With extreme difficulty. With extreme difficulty and three telescopes.
Tech News
- The first car - for small values of "car" - has rolled off the production line at solar car maker Aptera. (Electrek)
If it feels like that's taken twenty years, it may be because it has. Aptera was founded in 2006, with its corporate existence punctuated with a couple of bankruptcies along the way.
- OpenAI's head of robotics has resigned after the company signed a contract with the Department of War. (Engadget)
OpenAI doesn't make robots, so the impact is not likely to be significant.
- Apple's 18 core M5 Max's CPU performance is mediocre compared to high-end server and workstation CPUs, but its integrated graphics performance is stellar - at least on synthetic benchmarks. (Tom's Hardware)
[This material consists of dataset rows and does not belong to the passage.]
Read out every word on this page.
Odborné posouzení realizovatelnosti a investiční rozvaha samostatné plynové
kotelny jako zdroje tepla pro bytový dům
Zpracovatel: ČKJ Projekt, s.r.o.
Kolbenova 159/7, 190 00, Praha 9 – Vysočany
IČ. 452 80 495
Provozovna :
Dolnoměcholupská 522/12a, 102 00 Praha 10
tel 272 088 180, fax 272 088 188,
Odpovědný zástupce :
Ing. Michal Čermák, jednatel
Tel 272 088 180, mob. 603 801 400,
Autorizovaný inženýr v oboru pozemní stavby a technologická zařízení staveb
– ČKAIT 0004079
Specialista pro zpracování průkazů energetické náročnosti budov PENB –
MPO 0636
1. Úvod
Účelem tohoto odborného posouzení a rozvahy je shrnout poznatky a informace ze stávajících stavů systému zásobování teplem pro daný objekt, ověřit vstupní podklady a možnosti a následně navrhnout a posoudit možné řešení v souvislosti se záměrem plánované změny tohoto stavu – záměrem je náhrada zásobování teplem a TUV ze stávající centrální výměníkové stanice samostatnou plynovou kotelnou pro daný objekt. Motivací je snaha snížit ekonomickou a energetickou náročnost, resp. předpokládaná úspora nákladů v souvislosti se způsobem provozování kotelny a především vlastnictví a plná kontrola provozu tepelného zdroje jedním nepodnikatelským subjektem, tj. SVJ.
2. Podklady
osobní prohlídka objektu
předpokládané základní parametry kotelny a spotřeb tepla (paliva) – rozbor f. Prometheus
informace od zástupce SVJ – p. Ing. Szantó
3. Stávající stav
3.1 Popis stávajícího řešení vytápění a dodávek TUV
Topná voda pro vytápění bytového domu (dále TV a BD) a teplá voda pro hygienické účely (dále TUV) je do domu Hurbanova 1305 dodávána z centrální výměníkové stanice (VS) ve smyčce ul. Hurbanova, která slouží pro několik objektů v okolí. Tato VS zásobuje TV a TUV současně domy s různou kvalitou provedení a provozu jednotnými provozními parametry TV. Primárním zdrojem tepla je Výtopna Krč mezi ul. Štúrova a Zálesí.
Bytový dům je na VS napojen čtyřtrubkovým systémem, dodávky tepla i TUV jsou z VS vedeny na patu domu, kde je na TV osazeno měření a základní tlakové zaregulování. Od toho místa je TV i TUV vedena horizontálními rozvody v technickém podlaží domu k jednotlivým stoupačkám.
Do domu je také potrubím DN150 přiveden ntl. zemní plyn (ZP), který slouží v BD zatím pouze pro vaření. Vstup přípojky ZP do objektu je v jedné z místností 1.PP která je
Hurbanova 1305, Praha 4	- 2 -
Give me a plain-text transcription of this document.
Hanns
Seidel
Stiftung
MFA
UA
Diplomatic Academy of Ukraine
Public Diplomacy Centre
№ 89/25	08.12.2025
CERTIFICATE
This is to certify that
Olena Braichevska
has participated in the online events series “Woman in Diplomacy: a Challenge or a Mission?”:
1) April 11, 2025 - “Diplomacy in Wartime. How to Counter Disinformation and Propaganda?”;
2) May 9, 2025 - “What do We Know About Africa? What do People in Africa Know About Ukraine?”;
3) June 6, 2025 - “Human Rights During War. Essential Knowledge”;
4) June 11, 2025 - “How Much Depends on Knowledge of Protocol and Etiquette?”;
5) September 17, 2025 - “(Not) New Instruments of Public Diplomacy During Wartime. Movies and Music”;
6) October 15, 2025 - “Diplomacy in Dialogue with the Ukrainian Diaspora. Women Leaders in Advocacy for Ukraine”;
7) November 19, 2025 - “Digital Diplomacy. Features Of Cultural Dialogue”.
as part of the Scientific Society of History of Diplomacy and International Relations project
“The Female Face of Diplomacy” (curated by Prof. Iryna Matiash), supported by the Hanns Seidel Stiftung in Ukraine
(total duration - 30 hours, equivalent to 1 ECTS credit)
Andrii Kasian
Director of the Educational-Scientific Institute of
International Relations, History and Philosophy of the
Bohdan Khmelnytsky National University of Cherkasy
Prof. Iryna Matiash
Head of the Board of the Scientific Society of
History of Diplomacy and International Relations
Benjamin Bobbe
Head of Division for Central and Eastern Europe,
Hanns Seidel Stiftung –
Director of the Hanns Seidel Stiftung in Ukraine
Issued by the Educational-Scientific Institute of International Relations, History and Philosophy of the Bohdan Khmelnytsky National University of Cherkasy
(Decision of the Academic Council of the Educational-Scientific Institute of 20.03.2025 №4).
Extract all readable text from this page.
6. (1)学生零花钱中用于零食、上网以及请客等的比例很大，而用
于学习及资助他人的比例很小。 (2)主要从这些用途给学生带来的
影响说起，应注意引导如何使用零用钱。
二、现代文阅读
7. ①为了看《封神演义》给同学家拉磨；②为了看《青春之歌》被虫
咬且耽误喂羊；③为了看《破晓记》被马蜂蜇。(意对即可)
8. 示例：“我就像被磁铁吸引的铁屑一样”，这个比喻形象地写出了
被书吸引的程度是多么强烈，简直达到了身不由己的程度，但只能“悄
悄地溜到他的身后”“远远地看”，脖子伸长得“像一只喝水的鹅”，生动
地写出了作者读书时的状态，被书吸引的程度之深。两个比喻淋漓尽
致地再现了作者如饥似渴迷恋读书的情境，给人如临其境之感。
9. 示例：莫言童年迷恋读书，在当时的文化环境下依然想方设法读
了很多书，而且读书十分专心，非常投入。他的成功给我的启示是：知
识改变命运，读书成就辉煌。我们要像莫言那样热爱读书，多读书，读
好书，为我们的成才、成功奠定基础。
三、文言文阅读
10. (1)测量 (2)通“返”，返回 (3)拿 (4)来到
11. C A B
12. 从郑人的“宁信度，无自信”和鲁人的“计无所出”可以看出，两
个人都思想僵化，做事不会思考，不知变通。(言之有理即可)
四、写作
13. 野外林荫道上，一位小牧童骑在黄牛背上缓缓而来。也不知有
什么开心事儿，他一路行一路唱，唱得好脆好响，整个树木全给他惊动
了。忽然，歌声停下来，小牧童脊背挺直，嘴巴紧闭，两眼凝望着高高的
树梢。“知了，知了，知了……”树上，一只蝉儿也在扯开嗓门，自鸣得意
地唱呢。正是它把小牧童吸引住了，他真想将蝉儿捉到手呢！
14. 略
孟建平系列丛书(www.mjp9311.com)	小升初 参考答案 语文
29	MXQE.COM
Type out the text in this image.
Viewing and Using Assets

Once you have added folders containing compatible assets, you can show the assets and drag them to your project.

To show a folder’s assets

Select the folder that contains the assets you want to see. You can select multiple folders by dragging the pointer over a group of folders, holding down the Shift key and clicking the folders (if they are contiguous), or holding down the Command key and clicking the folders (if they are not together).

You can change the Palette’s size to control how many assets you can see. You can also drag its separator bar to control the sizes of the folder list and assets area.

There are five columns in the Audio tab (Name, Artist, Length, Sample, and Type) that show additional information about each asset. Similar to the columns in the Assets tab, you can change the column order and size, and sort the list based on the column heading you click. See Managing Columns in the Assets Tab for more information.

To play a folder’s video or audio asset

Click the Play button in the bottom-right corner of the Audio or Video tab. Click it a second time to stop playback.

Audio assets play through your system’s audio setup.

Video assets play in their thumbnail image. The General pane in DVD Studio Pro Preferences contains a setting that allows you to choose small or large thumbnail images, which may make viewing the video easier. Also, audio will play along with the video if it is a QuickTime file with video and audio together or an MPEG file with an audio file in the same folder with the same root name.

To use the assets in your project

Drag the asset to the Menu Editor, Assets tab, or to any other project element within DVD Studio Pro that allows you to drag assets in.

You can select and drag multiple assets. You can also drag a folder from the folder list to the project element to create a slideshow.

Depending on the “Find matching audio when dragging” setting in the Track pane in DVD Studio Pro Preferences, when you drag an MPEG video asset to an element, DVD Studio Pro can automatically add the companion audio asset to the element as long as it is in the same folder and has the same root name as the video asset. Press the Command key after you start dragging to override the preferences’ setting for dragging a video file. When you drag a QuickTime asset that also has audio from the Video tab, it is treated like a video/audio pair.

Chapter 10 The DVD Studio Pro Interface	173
Yes, that's the opposite of the article's headline. The article is deliberately stupid.
- Who has the fastest cloud servers? Amazon, at least if you're in a datacenter with the new Amazon Turin (Zen 5) CPUs available. (Ecuadors)
The new C8 instances are a lot faster - as much as 70% - than the Zen 3 C6 instances that we were using at my day job before we moved out of Amazon entirely.
The associated Hacker News thread notes that you can get even better performance by the simple trick of running your own server.
And save a ton of money.
- The new MacBook Neo is up to 40% faster than the original M1 MacBook Air. (WCCFTech)
The same multi-threaded performance, but 43% faster single-threaded.
And that's using an iPhone CPU.
- The new MacBook Air is even more faster. (Notebook Check)
And more expensive, but it does have 16GB of RAM which the Neo can't do. And a wide colour gamut display, which likewise.
- Not entirely sure you can do that. (The Register)
The maintainer of Python package Chardet, which dets chars, replace the manually-written code with a version largely generated by Anthropic's Claude, and swapper the license from LGPL to MIT, raising complaints from the original developer (maybe) who assigned the license, which prohibits future relicensing.
The thing is, "copyleft" licenses in the GPL depend on copyright law for enforcement, and AI-generated content can't be copyrighted, at least in the US, so...
If he'd just renamed the package it would probably be fine.
Also, it apparently rewrote and optimised the inner loop of the code to be 48 times faster, which is something of a win.